The internet has made it easy to find information and make connections. I’m (gut feeling) sure it’s helped many on their gardening quest. But what really makes a gardener is the personal connections with others in real life. Sharing knowledge and favorite plants, showing off the garden and the pleasant conversations on a sunny day are part of being a gardener. Another trait most of us suffer from is our urge to convert non-gardeners. I can’t decide if I’m a missionary or a pusher. Am I converting non-believers or dragging other’s into the depths of addiction?

I’ll give media and marketing credit for inspiring people. That alone is enough to make a gardener. But no gardener stands alone. Behind every gardener is another and another and another.

Curtis January 5, 2008, 10:15 am

It helps to have someone to talk to like gardening neighbor’s for instruction and advice. And going online to research gardening methods is a good to avoid mistakes other gardeners have made.

Ellis Hollow January 3, 2008, 8:25 pm

I kind of like survey research. Maybe it’s because we did a lot of that back in my print publishing days. My hope is that when it comes time for the marketing folks to really study the online gardening community, they’ll come to you, Kathy, to make sure that the right questions are asked.

That said, I’m going to go with something from my gut. (And according to a political show I’m streaming right now, whenever a pundit says that, they mean that they have absolutely no evidence to back up what they are about to say.) By wanting someone to garden with, would-be gardeners really mean that they want someone to help them avoid making mistakes.

No one likes to kill plants. No one likes to waste money. And with gardening, your mistakes are right out there for everyone to see.

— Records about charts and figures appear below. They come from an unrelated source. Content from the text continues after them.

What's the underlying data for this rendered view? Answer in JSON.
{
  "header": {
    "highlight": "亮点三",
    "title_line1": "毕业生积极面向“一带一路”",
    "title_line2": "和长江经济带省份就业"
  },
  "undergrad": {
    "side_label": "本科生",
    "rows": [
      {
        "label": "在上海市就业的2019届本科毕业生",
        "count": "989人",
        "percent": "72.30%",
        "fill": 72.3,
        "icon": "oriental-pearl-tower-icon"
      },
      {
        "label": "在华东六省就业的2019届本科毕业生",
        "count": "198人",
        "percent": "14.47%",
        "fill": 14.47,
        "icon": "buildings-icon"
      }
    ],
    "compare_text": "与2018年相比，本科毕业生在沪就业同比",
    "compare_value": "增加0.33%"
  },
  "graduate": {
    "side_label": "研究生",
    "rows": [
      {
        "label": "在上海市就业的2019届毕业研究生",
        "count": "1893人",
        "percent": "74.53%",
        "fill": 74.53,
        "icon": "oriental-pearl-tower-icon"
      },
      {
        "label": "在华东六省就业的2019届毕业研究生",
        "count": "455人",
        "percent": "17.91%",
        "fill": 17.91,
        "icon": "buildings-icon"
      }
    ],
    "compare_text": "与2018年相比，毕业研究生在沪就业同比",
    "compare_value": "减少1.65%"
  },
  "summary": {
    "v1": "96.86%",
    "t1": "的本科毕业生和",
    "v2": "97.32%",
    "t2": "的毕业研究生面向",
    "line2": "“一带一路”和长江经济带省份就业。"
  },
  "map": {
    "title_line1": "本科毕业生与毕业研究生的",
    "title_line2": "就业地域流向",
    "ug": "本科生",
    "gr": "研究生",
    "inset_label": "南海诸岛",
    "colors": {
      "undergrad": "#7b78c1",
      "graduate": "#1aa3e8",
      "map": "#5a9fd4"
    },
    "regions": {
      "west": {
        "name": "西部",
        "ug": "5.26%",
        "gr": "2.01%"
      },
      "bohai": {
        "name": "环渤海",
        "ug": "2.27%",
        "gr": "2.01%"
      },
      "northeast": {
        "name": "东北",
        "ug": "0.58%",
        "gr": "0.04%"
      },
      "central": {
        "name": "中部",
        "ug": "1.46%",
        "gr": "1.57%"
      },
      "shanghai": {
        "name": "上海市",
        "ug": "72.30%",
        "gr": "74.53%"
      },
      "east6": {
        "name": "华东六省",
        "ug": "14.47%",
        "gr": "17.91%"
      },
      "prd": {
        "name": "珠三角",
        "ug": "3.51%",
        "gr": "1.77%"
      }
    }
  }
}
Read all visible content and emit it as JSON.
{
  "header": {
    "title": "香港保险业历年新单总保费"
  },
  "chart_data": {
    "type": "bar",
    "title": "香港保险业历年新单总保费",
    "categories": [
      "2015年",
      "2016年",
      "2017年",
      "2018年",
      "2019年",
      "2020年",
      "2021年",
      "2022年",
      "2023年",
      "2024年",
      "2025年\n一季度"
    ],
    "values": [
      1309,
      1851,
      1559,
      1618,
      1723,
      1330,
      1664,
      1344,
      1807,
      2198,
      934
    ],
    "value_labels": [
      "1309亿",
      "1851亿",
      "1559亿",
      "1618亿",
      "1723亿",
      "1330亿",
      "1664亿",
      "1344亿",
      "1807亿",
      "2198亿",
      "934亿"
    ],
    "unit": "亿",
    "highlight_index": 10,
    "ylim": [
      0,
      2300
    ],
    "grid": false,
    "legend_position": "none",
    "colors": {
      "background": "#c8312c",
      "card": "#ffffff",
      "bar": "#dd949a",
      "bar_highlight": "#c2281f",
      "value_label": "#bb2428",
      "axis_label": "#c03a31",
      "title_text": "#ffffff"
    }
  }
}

To have a local mentor who is right there to help you make decisions and help you channel your limited time and resources is the ideal way to boost confidence in would-be gardeners — someone ‘wise’ to tell you that you are going to kill a few plants and that you aren’t crazy to experiment.

I think the promise of the Internet is in the ‘elevating and contextualizing hyperlocal knowledge’. I just wish Gomes had said it in plain English: Connecting neighbors to help them share gardening skills and knowledge, or something to that effect.

But then that kind of knowledge doesn’t earn you the big consulting bucks. ;-7

These connections used to happen in physical neighborhoods. More and more, we’re going to build these communities in cyberspace.

Kathy Purdy January 3, 2008, 6:09 pm

Robin, I would be the first to admit I have no knowledge of marketing techniques, professional or otherwise. I just know how frustrated I usually feel on the receiving end of a survey. My answer is usually not among the predetermined choices. For that matter, the questions I’d like to answer are not among the questions. No one ever wants to know my heart’s desire, they just want to know if my experience was satisfactory or highly satisfactory.

Robin (Bumblebee) January 3, 2008, 5:53 pm

Being a marketing researcher by profession I have to take exception to your comment about not trusting surveys. A well designed survey with a properly drawn sample and sample size provides highly reliable information that is lightyears ahead of the anecdotes and opinions that some marketers use. Certainly there is quite a lot of poor research out there. But good research is what makes for better, market-driven products and the ability to reach markets efficietly and effectively. Without good research we wouldn’t have many of the “aha” products that we have today and companies wouldn’t be able to so carefully reach their carefully defined niche.